Moorcock has stated that he conceived this symbol while writing the first Elric of Melniboné stories in the early 1960s. It was subsequently adopted into the pop-cultural mainstream, turning up in such diverse places as modern occult traditions and role-playing games.
There are a number of traditional symbols that have the same geometrical pattern as Moorcock's symbol of Chaos, such as any of various eight-pointed stars (like this one from a Greek vase from the fifth century BCE), the star of Ishtar/Venus, the Eastern Dharmacakra and the Wheel of the Year, but none of these were symbols of chaos and their limbs are not arrows.
Furthermore, the '8' of Wands in Aleister Crowley's Thoth Tarot deck features prominently an eight-pointed star with arrows at the ends. Crowley described the card as representing "energy" scattering at "high velocity" that had managed to create the depicted eight-pointed figure.
The symbol's first appearance in a commercial role-playing game (RPG) was in TSR's Dungeons & Dragons supplement, Deities & Demigods which included the gods, monsters, and heroes from Moorcock's Elric books as one of 17 mythological and fictional "pantheons". Copyright problems led to its omission from later editions.
It then turned up quite naturally in Chaosium's Stormbringer RPG (one edition of which was published as Elric!). The 1987 edition of Stormbringer was published jointly by Chaosium in the U.S. and Games Workshop (GW) in the UK.
Moorcock's eight-arrow symbol of Chaos was subsequently arrogated by GW and became a frequent graphic element in their own Warhammer and Warhammer 40,000 games and the related miniature figures.
It also shows in Vampire: The Masquerade - Bloodlines, in the home of Aleister Grout, the Malkavian primogen.
It further appears on an item called a "chaos device" in Heretic and HeXen.
The eight-arrow symbol of Chaos is used in chaos magic, as is its 3D analog, the Chaosphere.
Alternative symbols of chaos (owing nothing to Moorcock) include the Sacred Chao of Discordianism and The Five Fingered Hand of Eris.

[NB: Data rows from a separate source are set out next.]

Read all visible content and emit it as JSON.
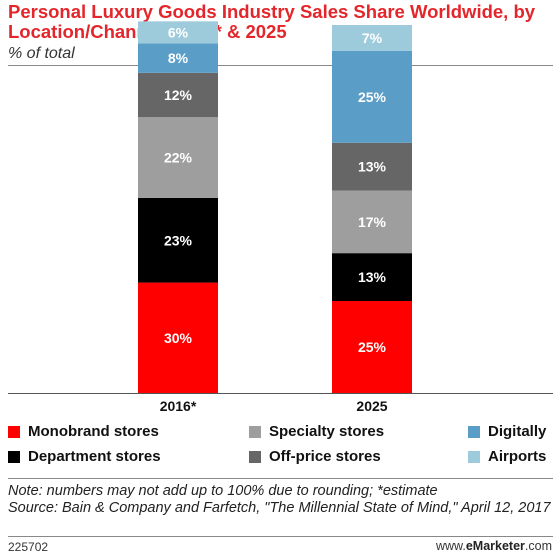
{
  "header": {
    "title": "Personal Luxury Goods Industry Sales Share Worldwide, by Location/Channel, 2016* & 2025",
    "subtitle": "% of total"
  },
  "chart_data": {
    "type": "bar",
    "stacked": true,
    "categories": [
      "2016*",
      "2025"
    ],
    "ylim": [
      0,
      100
    ],
    "grid": false,
    "series": [
      {
        "name": "Monobrand stores",
        "color": "#ff0000",
        "values": [
          30,
          25
        ],
        "labels": [
          "30%",
          "25%"
        ]
      },
      {
        "name": "Department stores",
        "color": "#000000",
        "values": [
          23,
          13
        ],
        "labels": [
          "23%",
          "13%"
        ]
      },
      {
        "name": "Specialty stores",
        "color": "#9e9e9e",
        "values": [
          22,
          17
        ],
        "labels": [
          "22%",
          "17%"
        ]
      },
      {
        "name": "Off-price stores",
        "color": "#666666",
        "values": [
          12,
          13
        ],
        "labels": [
          "12%",
          "13%"
        ]
      },
      {
        "name": "Digitally",
        "color": "#5a9ec8",
        "values": [
          8,
          25
        ],
        "labels": [
          "8%",
          "25%"
        ]
      },
      {
        "name": "Airports",
        "color": "#9ecbdc",
        "values": [
          6,
          7
        ],
        "labels": [
          "6%",
          "7%"
        ]
      }
    ],
    "legend_position": "bottom"
  },
  "note": "Note: numbers may not add up to 100% due to rounding; *estimate",
  "source": "Source: Bain & Company and Farfetch, \"The Millennial State of Mind,\" April 12, 2017",
  "footer": {
    "chart_id": "225702",
    "brand_prefix": "www.",
    "brand_name": "eMarketer",
    "brand_suffix": ".com"
  }
}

It has also appeared in Bungie's Xbox 360 game Halo 3: ODST as an emblem for playable multiplayer characters.
It has also appeared in a lot of artwork by Shock Rock/Thrash Metal band GWAR. It has been featured on the cover of their album This Toilet Earth and in the inserts of other albums along with being used on much of their merchandise and early flyers.
It appeared in some of the cover artworks of the thrash metal band Testament.

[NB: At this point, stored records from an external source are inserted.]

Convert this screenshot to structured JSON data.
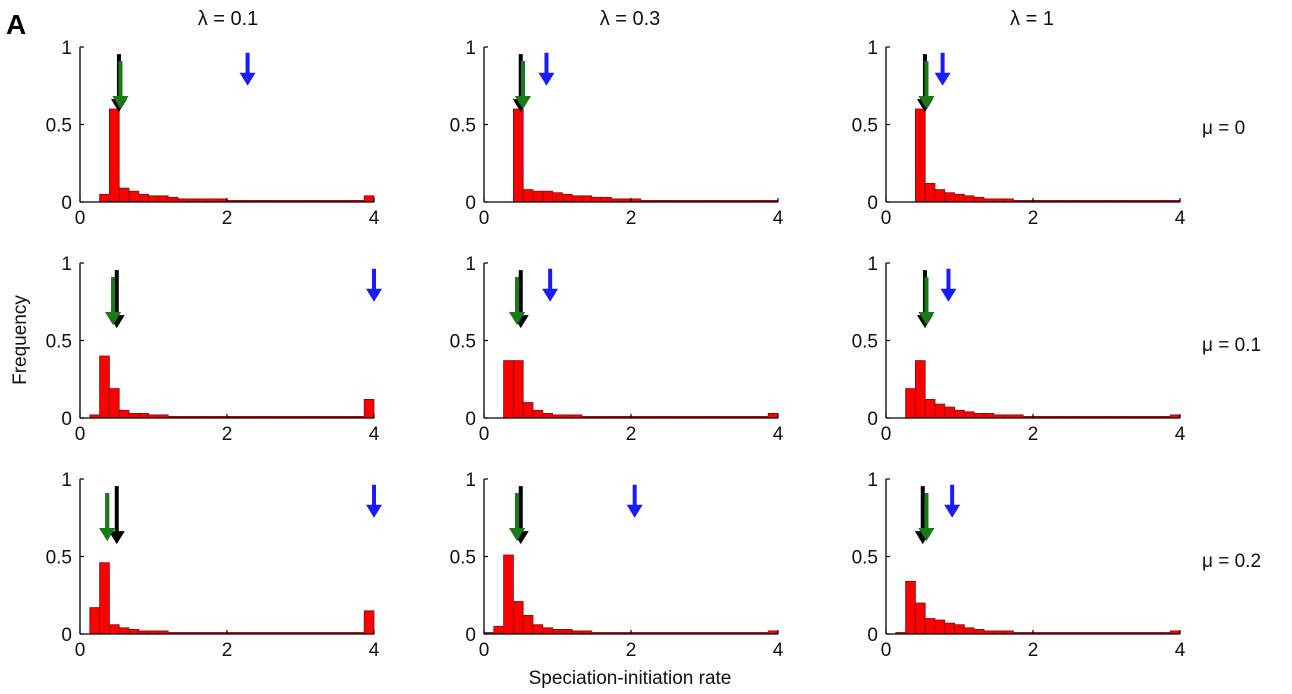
{
  "panel_letter": "A",
  "y_axis_label": "Frequency",
  "x_axis_label": "Speciation-initiation rate",
  "column_labels": [
    "λ = 0.1",
    "λ = 0.3",
    "λ = 1"
  ],
  "row_labels": [
    "μ = 0",
    "μ = 0.1",
    "μ = 0.2"
  ],
  "colors": {
    "bars": "#ff0000",
    "bar_edge": "#7a1010",
    "arrow_black": "#000000",
    "arrow_green": "#1a7a1a",
    "arrow_blue": "#1a1aff"
  },
  "chart_data": [
    {
      "type": "bar",
      "row": 0,
      "col": 0,
      "xlim": [
        0,
        4
      ],
      "ylim": [
        0,
        1
      ],
      "xticks": [
        0,
        2,
        4
      ],
      "yticks": [
        0,
        0.5,
        1
      ],
      "bin_width": 0.1333,
      "x": [
        0.067,
        0.2,
        0.333,
        0.467,
        0.6,
        0.733,
        0.867,
        1.0,
        1.133,
        1.267,
        1.4,
        1.533,
        1.667,
        1.8,
        1.933,
        2.067,
        2.2,
        2.333,
        2.467,
        2.6,
        2.733,
        2.867,
        3.0,
        3.133,
        3.267,
        3.4,
        3.533,
        3.667,
        3.8,
        3.933
      ],
      "values": [
        0,
        0,
        0.05,
        0.6,
        0.09,
        0.07,
        0.05,
        0.04,
        0.04,
        0.03,
        0.02,
        0.02,
        0.02,
        0.02,
        0.02,
        0.01,
        0.01,
        0.01,
        0.01,
        0.01,
        0.01,
        0.01,
        0.01,
        0.01,
        0.01,
        0.01,
        0.01,
        0.01,
        0.01,
        0.04
      ],
      "arrows": {
        "black": 0.53,
        "green": 0.55,
        "blue": 2.28
      }
    },
    {
      "type": "bar",
      "row": 0,
      "col": 1,
      "xlim": [
        0,
        4
      ],
      "ylim": [
        0,
        1
      ],
      "xticks": [
        0,
        2,
        4
      ],
      "yticks": [
        0,
        0.5,
        1
      ],
      "bin_width": 0.1333,
      "x": [
        0.067,
        0.2,
        0.333,
        0.467,
        0.6,
        0.733,
        0.867,
        1.0,
        1.133,
        1.267,
        1.4,
        1.533,
        1.667,
        1.8,
        1.933,
        2.067,
        2.2,
        2.333,
        2.467,
        2.6,
        2.733,
        2.867,
        3.0,
        3.133,
        3.267,
        3.4,
        3.533,
        3.667,
        3.8,
        3.933
      ],
      "values": [
        0,
        0,
        0,
        0.6,
        0.08,
        0.07,
        0.07,
        0.06,
        0.05,
        0.04,
        0.04,
        0.03,
        0.03,
        0.02,
        0.02,
        0.02,
        0.01,
        0.01,
        0.01,
        0.01,
        0.01,
        0.01,
        0.01,
        0.01,
        0.01,
        0.01,
        0.01,
        0.01,
        0.01,
        0.01
      ],
      "arrows": {
        "black": 0.5,
        "green": 0.53,
        "blue": 0.85
      }
    },
    {
      "type": "bar",
      "row": 0,
      "col": 2,
      "xlim": [
        0,
        4
      ],
      "ylim": [
        0,
        1
      ],
      "xticks": [
        0,
        2,
        4
      ],
      "yticks": [
        0,
        0.5,
        1
      ],
      "bin_width": 0.1333,
      "x": [
        0.067,
        0.2,
        0.333,
        0.467,
        0.6,
        0.733,
        0.867,
        1.0,
        1.133,
        1.267,
        1.4,
        1.533,
        1.667,
        1.8,
        1.933,
        2.067,
        2.2,
        2.333,
        2.467,
        2.6,
        2.733,
        2.867,
        3.0,
        3.133,
        3.267,
        3.4,
        3.533,
        3.667,
        3.8,
        3.933
      ],
      "values": [
        0,
        0,
        0,
        0.6,
        0.12,
        0.08,
        0.06,
        0.05,
        0.04,
        0.03,
        0.02,
        0.02,
        0.02,
        0.01,
        0.01,
        0.01,
        0.01,
        0.01,
        0.01,
        0.01,
        0.01,
        0.01,
        0.01,
        0.01,
        0.01,
        0.01,
        0.01,
        0.01,
        0.01,
        0.01
      ],
      "arrows": {
        "black": 0.53,
        "green": 0.55,
        "blue": 0.77
      }
    },
    {
      "type": "bar",
      "row": 1,
      "col": 0,
      "xlim": [
        0,
        4
      ],
      "ylim": [
        0,
        1
      ],
      "xticks": [
        0,
        2,
        4
      ],
      "yticks": [
        0,
        0.5,
        1
      ],
      "bin_width": 0.1333,
      "x": [
        0.067,
        0.2,
        0.333,
        0.467,
        0.6,
        0.733,
        0.867,
        1.0,
        1.133,
        1.267,
        1.4,
        1.533,
        1.667,
        1.8,
        1.933,
        2.067,
        2.2,
        2.333,
        2.467,
        2.6,
        2.733,
        2.867,
        3.0,
        3.133,
        3.267,
        3.4,
        3.533,
        3.667,
        3.8,
        3.933
      ],
      "values": [
        0,
        0.02,
        0.4,
        0.19,
        0.05,
        0.03,
        0.03,
        0.02,
        0.02,
        0.01,
        0.01,
        0.01,
        0.01,
        0.01,
        0.01,
        0.01,
        0.01,
        0.01,
        0.01,
        0.01,
        0.01,
        0.01,
        0.01,
        0.01,
        0.01,
        0.01,
        0.01,
        0.01,
        0.01,
        0.12
      ],
      "arrows": {
        "black": 0.5,
        "green": 0.45,
        "blue": 4.0
      }
    },
    {
      "type": "bar",
      "row": 1,
      "col": 1,
      "xlim": [
        0,
        4
      ],
      "ylim": [
        0,
        1
      ],
      "xticks": [
        0,
        2,
        4
      ],
      "yticks": [
        0,
        0.5,
        1
      ],
      "bin_width": 0.1333,
      "x": [
        0.067,
        0.2,
        0.333,
        0.467,
        0.6,
        0.733,
        0.867,
        1.0,
        1.133,
        1.267,
        1.4,
        1.533,
        1.667,
        1.8,
        1.933,
        2.067,
        2.2,
        2.333,
        2.467,
        2.6,
        2.733,
        2.867,
        3.0,
        3.133,
        3.267,
        3.4,
        3.533,
        3.667,
        3.8,
        3.933
      ],
      "values": [
        0,
        0,
        0.37,
        0.37,
        0.1,
        0.05,
        0.03,
        0.02,
        0.02,
        0.02,
        0.01,
        0.01,
        0.01,
        0.01,
        0.01,
        0.01,
        0.01,
        0.01,
        0.01,
        0.01,
        0.01,
        0.01,
        0.01,
        0.01,
        0.01,
        0.01,
        0.01,
        0.01,
        0.01,
        0.03
      ],
      "arrows": {
        "black": 0.5,
        "green": 0.45,
        "blue": 0.9
      }
    },
    {
      "type": "bar",
      "row": 1,
      "col": 2,
      "xlim": [
        0,
        4
      ],
      "ylim": [
        0,
        1
      ],
      "xticks": [
        0,
        2,
        4
      ],
      "yticks": [
        0,
        0.5,
        1
      ],
      "bin_width": 0.1333,
      "x": [
        0.067,
        0.2,
        0.333,
        0.467,
        0.6,
        0.733,
        0.867,
        1.0,
        1.133,
        1.267,
        1.4,
        1.533,
        1.667,
        1.8,
        1.933,
        2.067,
        2.2,
        2.333,
        2.467,
        2.6,
        2.733,
        2.867,
        3.0,
        3.133,
        3.267,
        3.4,
        3.533,
        3.667,
        3.8,
        3.933
      ],
      "values": [
        0,
        0,
        0.19,
        0.37,
        0.12,
        0.09,
        0.07,
        0.05,
        0.04,
        0.03,
        0.03,
        0.02,
        0.02,
        0.02,
        0.01,
        0.01,
        0.01,
        0.01,
        0.01,
        0.01,
        0.01,
        0.01,
        0.01,
        0.01,
        0.01,
        0.01,
        0.01,
        0.01,
        0.01,
        0.02
      ],
      "arrows": {
        "black": 0.53,
        "green": 0.55,
        "blue": 0.85
      }
    },
    {
      "type": "bar",
      "row": 2,
      "col": 0,
      "xlim": [
        0,
        4
      ],
      "ylim": [
        0,
        1
      ],
      "xticks": [
        0,
        2,
        4
      ],
      "yticks": [
        0,
        0.5,
        1
      ],
      "bin_width": 0.1333,
      "x": [
        0.067,
        0.2,
        0.333,
        0.467,
        0.6,
        0.733,
        0.867,
        1.0,
        1.133,
        1.267,
        1.4,
        1.533,
        1.667,
        1.8,
        1.933,
        2.067,
        2.2,
        2.333,
        2.467,
        2.6,
        2.733,
        2.867,
        3.0,
        3.133,
        3.267,
        3.4,
        3.533,
        3.667,
        3.8,
        3.933
      ],
      "values": [
        0,
        0.17,
        0.46,
        0.06,
        0.04,
        0.03,
        0.02,
        0.02,
        0.02,
        0.01,
        0.01,
        0.01,
        0.01,
        0.01,
        0.01,
        0.01,
        0.01,
        0.01,
        0.01,
        0.01,
        0.01,
        0.01,
        0.01,
        0.01,
        0.01,
        0.01,
        0.01,
        0.01,
        0.01,
        0.15
      ],
      "arrows": {
        "black": 0.5,
        "green": 0.37,
        "blue": 4.0
      }
    },
    {
      "type": "bar",
      "row": 2,
      "col": 1,
      "xlim": [
        0,
        4
      ],
      "ylim": [
        0,
        1
      ],
      "xticks": [
        0,
        2,
        4
      ],
      "yticks": [
        0,
        0.5,
        1
      ],
      "bin_width": 0.1333,
      "x": [
        0.067,
        0.2,
        0.333,
        0.467,
        0.6,
        0.733,
        0.867,
        1.0,
        1.133,
        1.267,
        1.4,
        1.533,
        1.667,
        1.8,
        1.933,
        2.067,
        2.2,
        2.333,
        2.467,
        2.6,
        2.733,
        2.867,
        3.0,
        3.133,
        3.267,
        3.4,
        3.533,
        3.667,
        3.8,
        3.933
      ],
      "values": [
        0.01,
        0.05,
        0.51,
        0.21,
        0.12,
        0.06,
        0.04,
        0.03,
        0.03,
        0.02,
        0.02,
        0.01,
        0.01,
        0.01,
        0.01,
        0.01,
        0.01,
        0.01,
        0.01,
        0.01,
        0.01,
        0.01,
        0.01,
        0.01,
        0.01,
        0.01,
        0.01,
        0.01,
        0.01,
        0.02
      ],
      "arrows": {
        "black": 0.5,
        "green": 0.45,
        "blue": 2.05
      }
    },
    {
      "type": "bar",
      "row": 2,
      "col": 2,
      "xlim": [
        0,
        4
      ],
      "ylim": [
        0,
        1
      ],
      "xticks": [
        0,
        2,
        4
      ],
      "yticks": [
        0,
        0.5,
        1
      ],
      "bin_width": 0.1333,
      "x": [
        0.067,
        0.2,
        0.333,
        0.467,
        0.6,
        0.733,
        0.867,
        1.0,
        1.133,
        1.267,
        1.4,
        1.533,
        1.667,
        1.8,
        1.933,
        2.067,
        2.2,
        2.333,
        2.467,
        2.6,
        2.733,
        2.867,
        3.0,
        3.133,
        3.267,
        3.4,
        3.533,
        3.667,
        3.8,
        3.933
      ],
      "values": [
        0,
        0.01,
        0.34,
        0.2,
        0.1,
        0.09,
        0.07,
        0.06,
        0.04,
        0.03,
        0.02,
        0.02,
        0.02,
        0.01,
        0.01,
        0.01,
        0.01,
        0.01,
        0.01,
        0.01,
        0.01,
        0.01,
        0.01,
        0.01,
        0.01,
        0.01,
        0.01,
        0.01,
        0.01,
        0.02
      ],
      "arrows": {
        "black": 0.5,
        "green": 0.55,
        "blue": 0.9
      }
    }
  ]
}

The 3D Chaosphere appeared on The Swedish Metal Band Meshuggah 3rd Album entitled Chaosphere.
It frequently appears in the artwork of the albums of the British death metal band Bolt Thrower.

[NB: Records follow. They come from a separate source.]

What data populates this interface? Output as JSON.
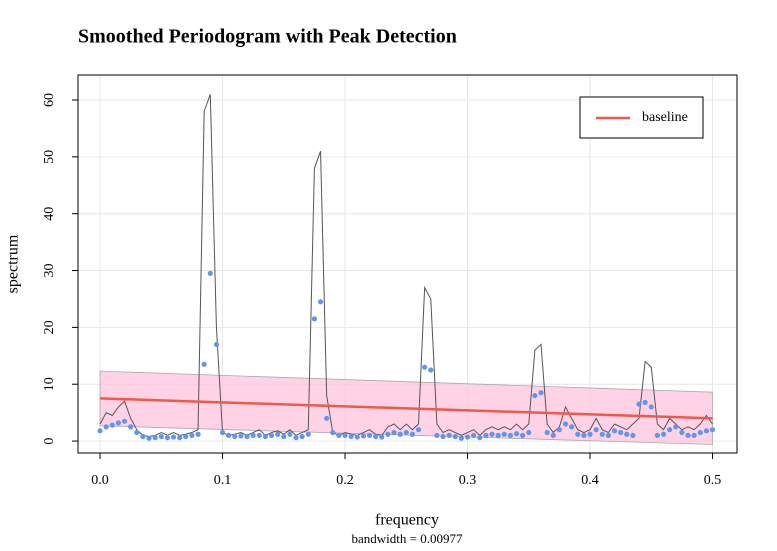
{
  "chart_data": {
    "type": "line",
    "title": "Smoothed Periodogram with Peak Detection",
    "xlabel": "frequency",
    "sublabel": "bandwidth = 0.00977",
    "ylabel": "spectrum",
    "xlim": [
      -0.018,
      0.52
    ],
    "ylim": [
      -2.1,
      64.4
    ],
    "xticks": [
      {
        "value": 0,
        "label": "0.0"
      },
      0.1,
      0.2,
      0.3,
      0.4,
      0.5
    ],
    "yticks": [
      0,
      10,
      20,
      30,
      40,
      50,
      60
    ],
    "grid": true,
    "legend": "top-right",
    "x": [
      0,
      0.005,
      0.01,
      0.015,
      0.02,
      0.025,
      0.03,
      0.035,
      0.04,
      0.045,
      0.05,
      0.055,
      0.06,
      0.065,
      0.07,
      0.075,
      0.08,
      0.085,
      0.09,
      0.095,
      0.1,
      0.105,
      0.11,
      0.115,
      0.12,
      0.125,
      0.13,
      0.135,
      0.14,
      0.145,
      0.15,
      0.155,
      0.16,
      0.165,
      0.17,
      0.175,
      0.18,
      0.185,
      0.19,
      0.195,
      0.2,
      0.205,
      0.21,
      0.215,
      0.22,
      0.225,
      0.23,
      0.235,
      0.24,
      0.245,
      0.25,
      0.255,
      0.26,
      0.265,
      0.27,
      0.275,
      0.28,
      0.285,
      0.29,
      0.295,
      0.3,
      0.305,
      0.31,
      0.315,
      0.32,
      0.325,
      0.33,
      0.335,
      0.34,
      0.345,
      0.35,
      0.355,
      0.36,
      0.365,
      0.37,
      0.375,
      0.38,
      0.385,
      0.39,
      0.395,
      0.4,
      0.405,
      0.41,
      0.415,
      0.42,
      0.425,
      0.43,
      0.435,
      0.44,
      0.445,
      0.45,
      0.455,
      0.46,
      0.465,
      0.47,
      0.475,
      0.48,
      0.485,
      0.49,
      0.495,
      0.5
    ],
    "spectrum": {
      "color": "#555555",
      "values": [
        3,
        5,
        4.5,
        6,
        7,
        4,
        2,
        1,
        0.8,
        1,
        1.5,
        1,
        1.5,
        1,
        1.2,
        1.5,
        2,
        58,
        61,
        20,
        1.5,
        1,
        1.2,
        1.5,
        1,
        1.5,
        2,
        1,
        1.5,
        1.8,
        1.2,
        2,
        1,
        1.5,
        2,
        48,
        51,
        8,
        1.5,
        1,
        1.5,
        1.2,
        1,
        1.5,
        2,
        1.2,
        1,
        2.5,
        3,
        2,
        3,
        2,
        3,
        27,
        25,
        3,
        1.5,
        2,
        1.5,
        1,
        1.5,
        2,
        1,
        2,
        2.5,
        2,
        2.5,
        2,
        3,
        2,
        3,
        16,
        17,
        3,
        1.5,
        2.5,
        6,
        4,
        2,
        1.5,
        2,
        4,
        2,
        1.5,
        3,
        2.5,
        2,
        3,
        4,
        14,
        13,
        3,
        2,
        4,
        3,
        2,
        2.5,
        2,
        3,
        4.5,
        3
      ]
    },
    "points": {
      "color": "#6495ed",
      "values": [
        1.8,
        2.5,
        2.8,
        3.2,
        3.5,
        2.5,
        1.5,
        0.8,
        0.5,
        0.6,
        0.8,
        0.6,
        0.7,
        0.6,
        0.8,
        1,
        1.2,
        13.5,
        29.5,
        17,
        1.5,
        1,
        0.8,
        0.9,
        0.8,
        1,
        1,
        0.8,
        1,
        1.2,
        0.8,
        1.2,
        0.6,
        0.8,
        1.2,
        21.5,
        24.5,
        4,
        1.5,
        1,
        1,
        0.8,
        0.7,
        0.9,
        1,
        0.8,
        0.7,
        1.2,
        1.5,
        1.2,
        1.5,
        1.2,
        2,
        13,
        12.5,
        1,
        0.8,
        1,
        0.8,
        0.5,
        0.7,
        1,
        0.6,
        1,
        1.2,
        1,
        1.2,
        1,
        1.3,
        1,
        1.5,
        8,
        8.5,
        1.5,
        1,
        2,
        3,
        2.5,
        1.2,
        1,
        1.2,
        2,
        1.2,
        1,
        1.8,
        1.5,
        1.2,
        1,
        6.5,
        6.8,
        6,
        1,
        1.2,
        2,
        2.5,
        1.5,
        1,
        1,
        1.5,
        1.8,
        2
      ]
    },
    "band": {
      "color": "#ffc4dc",
      "x": [
        0,
        0.5
      ],
      "upper": [
        12.3,
        8.6
      ],
      "lower": [
        2.7,
        -0.6
      ]
    },
    "baseline": {
      "name": "baseline",
      "color": "#f0584a",
      "x": [
        0,
        0.5
      ],
      "values": [
        7.5,
        4
      ]
    }
  }
}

It has also appeared as album artwork on the albums of Black Metal band 1349, including the album Liberation
The Chaosphere has also been adopted by the New Right in Europe and the UK and the Eurasian Youth Union in Russia.
The American metal band Chimaira use a modified Symbol of Chaos logo that seems to be redesigned for every new album release.
The TV Series Sleepy Hollow (2013) uses the Chaos Star pattern in tattoo form as a mark of the Hessians, most notably on the center/back of the Horseman's Skull, as well as every Hessian's wrist. The American television show, Community, uses a six-armed Chaos symbol as the centerpiece of their school flag. The school on the show however, refers to it as an anus.
A colorful version is used as the logo for the CentOS operating system distribution.
The British Television program Luther features a version of the Chaos Star that they refer to as a 'Bedlam Axis'.
English cross-genre, experimental group Coil uses the Symbol Of Chaos as their logo.